You may have mentioned it, but have you gone into BIOS for the fan tuning and looked at the setting on the header you have these connected to and see if there is an adjustable fan curve, smart fan, tuning, etc. that can be used to slow them down?

Yeah I can control my CPU Air cooler fans in the Bios. But even when the fans are connected directly to the motherboard (only two of the three actually terminate in 4 pin that can sort of fit on the motherboard fan plug) I can't control them in Bios.
 
I ordered a Female SATA to Male Molex converter and will attempt to step down the voltage to 7v from 12v and see how much of a diff it makes to speed, noise and air movement.
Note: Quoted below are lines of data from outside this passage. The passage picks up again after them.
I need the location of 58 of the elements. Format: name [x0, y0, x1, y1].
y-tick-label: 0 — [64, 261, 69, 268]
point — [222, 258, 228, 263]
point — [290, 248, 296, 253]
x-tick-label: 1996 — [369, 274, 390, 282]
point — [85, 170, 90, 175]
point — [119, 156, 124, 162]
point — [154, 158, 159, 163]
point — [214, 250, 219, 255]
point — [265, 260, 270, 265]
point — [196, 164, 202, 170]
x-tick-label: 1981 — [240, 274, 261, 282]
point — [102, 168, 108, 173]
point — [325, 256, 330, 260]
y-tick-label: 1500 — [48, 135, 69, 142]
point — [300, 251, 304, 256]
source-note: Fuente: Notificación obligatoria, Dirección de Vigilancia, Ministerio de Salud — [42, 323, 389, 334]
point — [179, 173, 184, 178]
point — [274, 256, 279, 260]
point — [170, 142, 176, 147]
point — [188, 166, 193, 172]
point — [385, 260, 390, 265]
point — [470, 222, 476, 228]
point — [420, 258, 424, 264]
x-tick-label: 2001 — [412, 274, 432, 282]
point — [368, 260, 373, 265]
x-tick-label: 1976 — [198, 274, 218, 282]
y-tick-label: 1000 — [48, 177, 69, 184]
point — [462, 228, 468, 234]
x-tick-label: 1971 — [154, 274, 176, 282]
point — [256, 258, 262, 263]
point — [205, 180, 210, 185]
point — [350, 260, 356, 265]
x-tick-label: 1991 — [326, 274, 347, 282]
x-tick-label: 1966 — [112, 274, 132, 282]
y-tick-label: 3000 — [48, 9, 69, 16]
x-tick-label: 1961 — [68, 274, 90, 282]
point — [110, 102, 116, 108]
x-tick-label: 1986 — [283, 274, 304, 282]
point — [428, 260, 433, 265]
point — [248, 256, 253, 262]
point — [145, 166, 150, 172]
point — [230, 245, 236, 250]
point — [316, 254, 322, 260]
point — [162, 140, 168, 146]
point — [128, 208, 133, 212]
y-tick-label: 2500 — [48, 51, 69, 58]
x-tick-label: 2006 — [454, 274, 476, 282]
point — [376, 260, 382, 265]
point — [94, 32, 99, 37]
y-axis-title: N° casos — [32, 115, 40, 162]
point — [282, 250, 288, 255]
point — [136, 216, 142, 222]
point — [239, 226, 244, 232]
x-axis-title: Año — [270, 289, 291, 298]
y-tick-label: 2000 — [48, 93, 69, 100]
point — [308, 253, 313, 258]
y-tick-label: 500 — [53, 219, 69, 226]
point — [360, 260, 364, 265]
Plus 5v (as negitive side to fan) and plus 12v will give you about that voltage. That may not slow it down too much as it works only by lowering power to fan while air resistance is only thing to actually slow it. That's why PWM motors are more controllable.
 
Feb 17, 2023
7
1
15
Plus 5v (as negitive side to fan) and plus 12v will give you about that voltage. That may not slow it down too much as it works only by lowering power to fan while air resistance is only thing to actually slow it. That's why PWM motors are more controllable.
Agreed. But seeing as I don't have PWM fans on the case, just looking to see if I can turn down the fan speed even a little bit to make it quieter. I'm not looking for fine control on the fan speeds... yet. At which point It's probably going to be better to replace all fans.